Die Klägerin hat mehrfach den Zusatzurlaub gegenüber der Beklagten geltend gemacht. Die Beklagte stellte zunächst eine Urlaubsgewährung bis zur Entscheidung des Bundesarbeitsgerichts über die Rechtsgültigkeit des Zusatzurlaubsgesetzes in einem anderen Rechtsstreit zurück. Am 27.5.1997 entschied das BAG - wie zuvor schon das LAG Saarland, U. v. 28.5.1996, Az. 3 Sa 12/96 = 2 Ca 90/95/ArbG Saarlouis) - dass das Gesetz weder wegen Unbestimmtheit verfassungswidrig ist noch durch das Schwerbehindertengesetz verdrängt werde (Az. 9 AZR 84/96 in AP Nr. 3 zu § 1 ZUrlG = NZA 1998, 649 ff.).

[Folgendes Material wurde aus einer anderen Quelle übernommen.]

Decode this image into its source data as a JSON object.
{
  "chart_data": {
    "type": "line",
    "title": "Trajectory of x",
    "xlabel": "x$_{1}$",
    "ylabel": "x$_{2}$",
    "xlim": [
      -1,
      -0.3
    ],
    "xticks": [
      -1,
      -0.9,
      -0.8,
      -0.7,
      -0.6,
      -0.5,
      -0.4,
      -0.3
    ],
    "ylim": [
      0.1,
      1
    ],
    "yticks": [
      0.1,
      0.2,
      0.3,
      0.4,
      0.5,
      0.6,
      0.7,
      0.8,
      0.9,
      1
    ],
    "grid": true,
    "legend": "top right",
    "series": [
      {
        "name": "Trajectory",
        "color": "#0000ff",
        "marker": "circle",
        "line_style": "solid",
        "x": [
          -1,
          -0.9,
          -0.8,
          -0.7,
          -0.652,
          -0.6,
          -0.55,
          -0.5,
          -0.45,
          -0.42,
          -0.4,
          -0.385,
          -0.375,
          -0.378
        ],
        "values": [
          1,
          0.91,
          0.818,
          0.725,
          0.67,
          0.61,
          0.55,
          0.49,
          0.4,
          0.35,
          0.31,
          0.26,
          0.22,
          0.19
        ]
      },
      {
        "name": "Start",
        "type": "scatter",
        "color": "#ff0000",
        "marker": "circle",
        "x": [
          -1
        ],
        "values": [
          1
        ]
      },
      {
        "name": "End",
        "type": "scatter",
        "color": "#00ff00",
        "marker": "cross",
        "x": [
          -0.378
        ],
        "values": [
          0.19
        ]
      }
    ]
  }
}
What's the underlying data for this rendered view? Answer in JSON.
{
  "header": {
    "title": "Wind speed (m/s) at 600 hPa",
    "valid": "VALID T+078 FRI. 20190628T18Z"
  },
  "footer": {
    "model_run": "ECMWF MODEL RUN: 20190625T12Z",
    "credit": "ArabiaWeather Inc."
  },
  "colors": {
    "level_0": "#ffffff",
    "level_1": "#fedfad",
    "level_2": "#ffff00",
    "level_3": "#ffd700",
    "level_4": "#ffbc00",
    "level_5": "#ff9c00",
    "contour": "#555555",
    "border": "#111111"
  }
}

Gegen die Entscheidung des BAG wurde Verfassungsbeschwerde erhoben. Mit Beschluss vom 12.3.1999 nahm das Bundesverfassungsgericht die Verfassungsbeschwerde mangels hinreichender Aussicht auf Erfolg nicht zur Entscheidung an (Bl. 28 - 30 d. A.). Die Verfassungsbeschwerde werfe weder Fragen grundsätzlicher verfassungsrechtlicher Bedeutung auf noch sei ihre Annahme zur Durchsetzung der als verletzt bezeichneten Grundrechte angezeigt. Die Anwendung und Auslegung von § 1 II ZUrlG durch die angegriffene Entscheidung verstoße weder gegen Art. 3 Abs. 1 noch gegen Art. 12 Abs. 1 GG. Die landesgesetzliche Regelung sei insbesondere nicht zu unbestimmt.
Weiter heißt es in dem Beschluss: 'Nicht geprüft hat die Kammer, ob das nur für die Privatwirtschaft geltende Gesetz gleichheitswidrig geworden ist, nachdem, wie von der Beschwerdeführerin dargelegt, die dem Saarländischen Zusatzurlaubsgesetz entsprechenden tarifvertraglichen oder tarifvertraglich in Bezug genommenen Regelungen für die im öffentlichen Dienst Beschäftigten mit Wirkung vom 1. Januar 1997 geändert worden sind und Arbeitnehmern des öffentlichen Dienstes Zusatzurlaub allenfalls noch im Rahmen tariflicher Nachwirkung zu gewähren ist. Streitgegenstand des Ausgangsverfahrens war Zusatzurlaub zweier Behinderter für das Jahr 1995, also einem Zeitraum, in dem eine etwaige Ungleichbehandlung privater und öffentlicher Arbeitgeber noch nicht bestand.' Diesen Hinweis hat die Beklagte zum Anlass genommen, die Verfassungsmäßigkeit des Zusatzurlaubs ab 1997 in Zweifel zu ziehen.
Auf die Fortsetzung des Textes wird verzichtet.